S’intéresser à ce que des civilisations extraterrestres feraient de leur planète amène à retourner le miroir vers nous
La recherche d’une vie ailleurs que sur Terre est l’une des grandes quêtes de l’humanité. Ce sujet, qui inspire des auteurs de science-fiction et enflamme parfois les médias avec des annonces prématurées de « preuves », est aussi au cœur des préoccupations scientifiques. À l’occasion de la sortie de son livre, Les Astronomes à la recherche de la vie extraterrestre (Ellipses, 2025), Quentin Kral nous guide de Mars aux exoplanètes, en passant par les lunes glacées de Jupiter et de Saturne, pour suivre le travail des exobiologistes.

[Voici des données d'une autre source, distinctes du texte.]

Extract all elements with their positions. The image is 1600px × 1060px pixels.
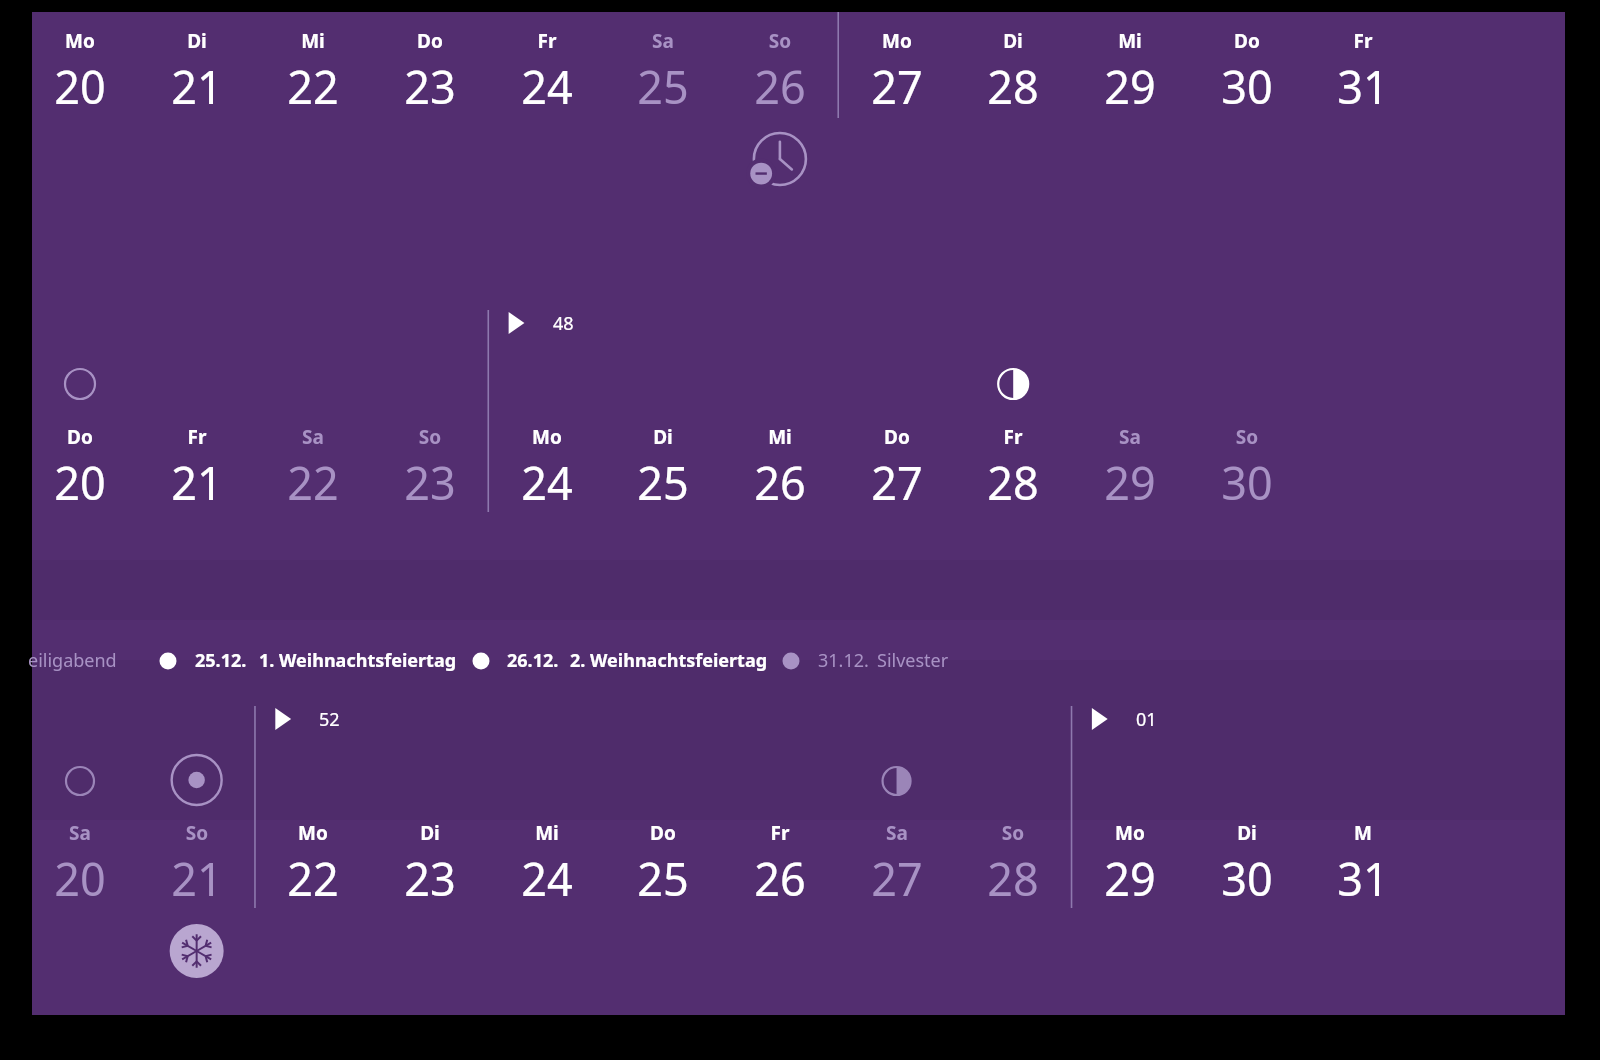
button[interactable]: Di 21: [138, 18, 255, 138]
button[interactable]: Daylight saving time change: [748, 127, 812, 191]
button[interactable]: Fr 26: [722, 810, 839, 930]
staticText: Mo: [1050, 820, 1210, 848]
staticText: Di: [350, 820, 510, 848]
button[interactable]: [150, 642, 440, 678]
button[interactable]: So 23: [372, 414, 489, 534]
staticText: Sa: [233, 424, 393, 452]
staticText: 31.12.: [818, 648, 898, 675]
staticText: 24: [467, 56, 627, 121]
button[interactable]: Mi 26: [722, 414, 839, 534]
button[interactable]: Mo 29: [1072, 810, 1189, 930]
button[interactable]: Winter solstice: [165, 919, 229, 983]
staticText: 21: [117, 56, 277, 121]
staticText: Sa: [1050, 424, 1210, 452]
button[interactable]: Week 01: [1086, 701, 1196, 737]
staticText: Di: [933, 28, 1093, 56]
button[interactable]: Do 27: [838, 414, 955, 534]
staticText: 23: [350, 452, 510, 517]
button[interactable]: Mo 20: [22, 18, 139, 138]
staticText: 27: [817, 848, 977, 913]
button[interactable]: Mo 27: [838, 18, 955, 138]
button[interactable]: [773, 642, 973, 678]
staticText: Sa: [583, 28, 743, 56]
staticText: 26: [700, 56, 860, 121]
staticText: eiligabend: [28, 648, 168, 675]
button[interactable]: Last quarter moon: [873, 757, 921, 805]
staticText: 25: [583, 452, 743, 517]
staticText: Mo: [467, 424, 627, 452]
staticText: Do: [817, 424, 977, 452]
staticText: 22: [233, 56, 393, 121]
button[interactable]: Di 28: [955, 18, 1072, 138]
button[interactable]: [463, 642, 753, 678]
staticText: 20: [0, 848, 160, 913]
staticText: 24: [467, 452, 627, 517]
button[interactable]: New moon: [56, 360, 104, 408]
staticText: So: [117, 820, 277, 848]
staticText: Fr: [933, 424, 1093, 452]
button[interactable]: Full moon: [165, 748, 229, 812]
button[interactable]: Di 30: [1188, 810, 1305, 930]
staticText: Do: [1167, 28, 1327, 56]
staticText: 31: [1283, 848, 1443, 913]
staticText: Fr: [467, 28, 627, 56]
button[interactable]: Fr 28: [955, 414, 1072, 534]
button[interactable]: So 28: [955, 810, 1072, 930]
button[interactable]: Mi 24: [488, 810, 605, 930]
button[interactable]: Sa 25: [605, 18, 722, 138]
button[interactable]: Week 52: [269, 701, 379, 737]
staticText: 20: [0, 452, 160, 517]
button[interactable]: Di 23: [372, 810, 489, 930]
button[interactable]: Sa 22: [255, 414, 372, 534]
button[interactable]: Do 30: [1188, 18, 1305, 138]
button[interactable]: Do 25: [605, 810, 722, 930]
button[interactable]: M 31: [1305, 810, 1422, 930]
button[interactable]: Fr 31: [1305, 18, 1422, 138]
button[interactable]: Sa 29: [1072, 414, 1189, 534]
staticText: 22: [233, 848, 393, 913]
staticText: 28: [933, 452, 1093, 517]
staticText: So: [350, 424, 510, 452]
staticText: Di: [1167, 820, 1327, 848]
staticText: M: [1283, 820, 1443, 848]
staticText: 30: [1167, 56, 1327, 121]
button[interactable]: New moon: [56, 757, 104, 805]
button[interactable]: Fr 21: [138, 414, 255, 534]
staticText: 24: [467, 848, 627, 913]
staticText: 28: [933, 848, 1093, 913]
button[interactable]: Week 48: [503, 305, 613, 341]
button[interactable]: Mi 22: [255, 18, 372, 138]
staticText: 48: [553, 311, 613, 338]
button[interactable]: Mo 22: [255, 810, 372, 930]
button[interactable]: Do 23: [372, 18, 489, 138]
staticText: Do: [350, 28, 510, 56]
staticText: 2. Weihnachtsfeiertag: [570, 648, 800, 675]
staticText: 26.12.: [507, 648, 587, 675]
button[interactable]: Sa 27: [838, 810, 955, 930]
staticText: 29: [1050, 848, 1210, 913]
button[interactable]: Do 20: [22, 414, 139, 534]
button[interactable]: Mi 29: [1072, 18, 1189, 138]
staticText: Sa: [0, 820, 160, 848]
button[interactable]: Mo 24: [488, 414, 605, 534]
button[interactable]: First quarter moon: [989, 360, 1037, 408]
staticText: 25: [583, 848, 743, 913]
staticText: 01: [1136, 707, 1196, 734]
button[interactable]: Fr 24: [488, 18, 605, 138]
staticText: So: [933, 820, 1093, 848]
staticText: 1. Weihnachtsfeiertag: [259, 648, 489, 675]
button[interactable]: Sa 20: [22, 810, 139, 930]
button[interactable]: So 26: [722, 18, 839, 138]
staticText: Di: [117, 28, 277, 56]
staticText: Mi: [233, 28, 393, 56]
staticText: 52: [319, 707, 379, 734]
staticText: Mi: [467, 820, 627, 848]
button[interactable]: So 30: [1188, 414, 1305, 534]
button[interactable]: Di 25: [605, 414, 722, 534]
staticText: 30: [1167, 452, 1327, 517]
staticText: 28: [933, 56, 1093, 121]
button[interactable]: [32, 12, 1565, 1015]
staticText: Do: [0, 424, 160, 452]
button[interactable]: So 21: [138, 810, 255, 930]
staticText: 27: [817, 56, 977, 121]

Dans les médias, des titres annoncent régulièrement la découverte de traces de vie sur Mars, Vénus ou des planètes lointaines. Quentin Kral, spécialiste en exobiologie, souligne l’importance d’une approche rigoureuse. Il rappelle les mots de Carl Sagan : « des affirmations extraordinaires nécessitent des preuves extraordinaires ». Les scientifiques doivent donc faire preuve de prudence dans leurs communications, afin d’éviter des interprétations erronées par le grand public.
Avant d’explorer l’univers, il est crucial de définir ce qu’est la vie. Selon une définition de la NASA, « la vie est un système chimique autoentretenu capable d’évolution darwinienne ». Cependant, cette définition est souvent critiquée pour son anthropocentrisme.
Dans la recherche de traces de vie, les astrophysiciens s’inspirent de la diversité de la vie terrestre. Ils cherchent des dénominateurs communs qui pourraient exister ailleurs. L’eau liquide est considérée comme essentielle pour la vie, et les astrophysiciens identifient des zones d’habitabilité autour des étoiles, où les conditions pourraient permettre la présence d’eau.
Dans le Système solaire, certaines lunes de Jupiter et de Saturne, comme Europe et Encelade, montrent des signes d’eau liquide sous des calottes de glace. Ces lunes sont vues comme des extensions de la zone habitable.
Les scientifiques développent également des modèles de « planètes-hycéans », qui pourraient abriter de l’eau liquide sous des atmosphères d’hydrogène. L’exoplanète K2-18 b est un exemple de candidat à ce statut.
En parallèle, des missions comme Europa Clipper et Juice visent à étudier ces lunes glacées, tandis que la mission Nemo prévoit d’explorer les océans sous-glaciaires avec des robots.
La recherche de biosignatures, des molécules produites par des activités biologiques, est au cœur de cette quête. Les chercheurs s’efforcent de distinguer ces signatures de celles qui pourraient être produites par des processus abiotiques.
Kral souligne que l’exobiologie nous pousse à réfléchir sur notre propre comportement sur Terre. En étudiant comment d’autres civilisations pourraient traiter leur planète, nous sommes amenés à nous interroger sur nos propres choix environnementaux.
La quête de vie extraterrestre n’est pas seulement une exploration des étoiles, mais aussi une réflexion sur notre place dans l’univers et notre responsabilité envers notre planète.